Morphological, hemodynamic and clinical stages of cirrhosis have been proposed, although no definite staging system is yet accepted for clinical practice.
Dr D'Amico and colleagues from Italy investigated whether clinical complications of cirrhosis may define different prognostic disease stages.
Analysis of the database from a prospective inception cohort of 494 patients.
Decompensation was defined by ascites, bleeding, jaundice or encephalopathy.
Explored potential prognostic stages compensated cirrhosis without esophago-gastric varices, compensated cirrhosis with varices, bleeding without other complications, first nonbleeding decompensation, any second decompensating event.
Patient flow across stages was assessed by a competing risks analysis.
|5-year transition rate towards a different stage, for stages 4 was 78%|
|Alimentary Pharmacology & Therapeutics|
Major patient characteristics were 199 females, 295 males, 404 HCV+, 377 compensated, 117 decompensated cirrhosis.
The mean follow-up was 145 months without dropouts.
Major events 380 deaths, 326 esophago-gastric varices, 283 ascites, 158 bleeding, 146 encephalopathy, 113 jaundice, 126 hepatocellular carcinoma, and 19 liver transplantation.
The research team found that 5-year transition rate towards a different stage, for stages 1–4 was 34.5%, 42%, 65% and 78%, respectively.

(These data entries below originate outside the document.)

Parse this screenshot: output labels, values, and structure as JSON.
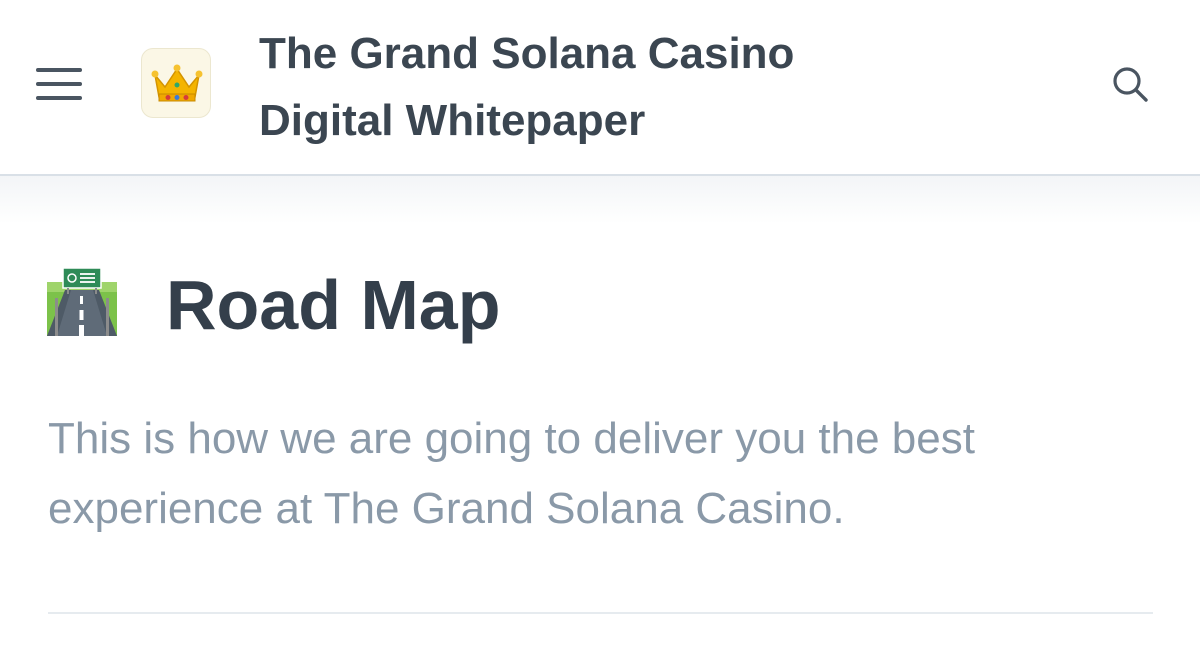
{
  "header": {
    "title_line1": "The Grand Solana Casino",
    "title_line2": "Digital Whitepaper",
    "menu_icon": "hamburger-menu-icon",
    "logo_icon": "crown-icon",
    "search_icon": "search-icon"
  },
  "page": {
    "icon": "motorway-icon",
    "title": "Road Map",
    "description": "This is how we are going to deliver you the best experience at The Grand Solana Casino."
  },
  "colors": {
    "heading": "#343f4b",
    "description": "#8a99a8",
    "border": "#d9e0e7"
  }
}
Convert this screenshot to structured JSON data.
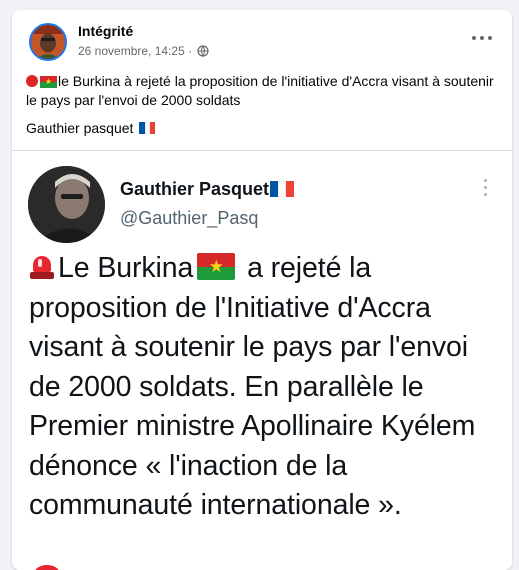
{
  "post": {
    "author": "Intégrité",
    "timestamp": "26 novembre, 14:25",
    "separator": "·",
    "text_part1": "le Burkina à rejeté la proposition de l'initiative d'Accra visant à soutenir le pays par l'envoi de 2000 soldats",
    "signature": "Gauthier pasquet"
  },
  "tweet": {
    "display_name": "Gauthier Pasquet",
    "handle": "@Gauthier_Pasq",
    "text_before_flag": "Le Burkina",
    "text_after_flag": " a rejeté la proposition de l'Initiative d'Accra visant à soutenir le pays par l'envoi de 2000 soldats. En parallèle le Premier ministre Apollinaire Kyélem dénonce « l'inaction de la communauté internationale »."
  },
  "icons": {
    "more": "more-horizontal-icon",
    "globe": "globe-icon",
    "tweet_more": "more-vertical-icon",
    "siren": "rotating-light-icon",
    "flag_bf": "burkina-faso-flag-icon",
    "flag_fr": "france-flag-icon"
  },
  "colors": {
    "background": "#f0f2f5",
    "card": "#ffffff",
    "meta_text": "#65676b",
    "tweet_handle": "#536471",
    "avatar_ring": "#1877f2",
    "bf_red": "#d62828",
    "bf_green": "#1e9a3a",
    "bf_star": "#f7d51d",
    "fr_blue": "#0055a4",
    "fr_red": "#ef4135"
  }
}
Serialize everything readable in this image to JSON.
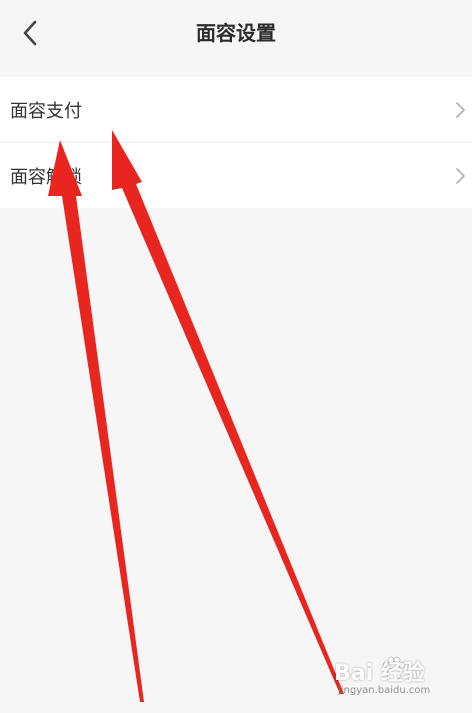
{
  "header": {
    "title": "面容设置",
    "back_icon": "chevron-left-icon"
  },
  "settings": {
    "items": [
      {
        "label": "面容支付",
        "icon": "chevron-right-icon"
      },
      {
        "label": "面容解锁",
        "icon": "chevron-right-icon"
      }
    ]
  },
  "watermark": {
    "brand": "Bai 经验",
    "url": "jingyan.baidu.com"
  },
  "colors": {
    "background": "#f6f6f6",
    "card": "#ffffff",
    "title_text": "#2b2b2b",
    "item_text": "#333333",
    "chevron": "#b3b3b3",
    "annotation_arrow": "#e8261f"
  }
}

The team observed that 5-year mortality for stages 1–5 was 1.5%, 10%, 20%, 30% and 88% respectively.
An exploratory analysis showed that this patient stratification may configure a prognostic system independent of the Child–Pugh score, Model for End Stage Liver Disease and comorbidity.
Dr D'Amico's team concludes, "The development of esophago-gastric varices and decompensating events in cirrhosis identify 5 prognostic stages with significantly increasing mortality risks."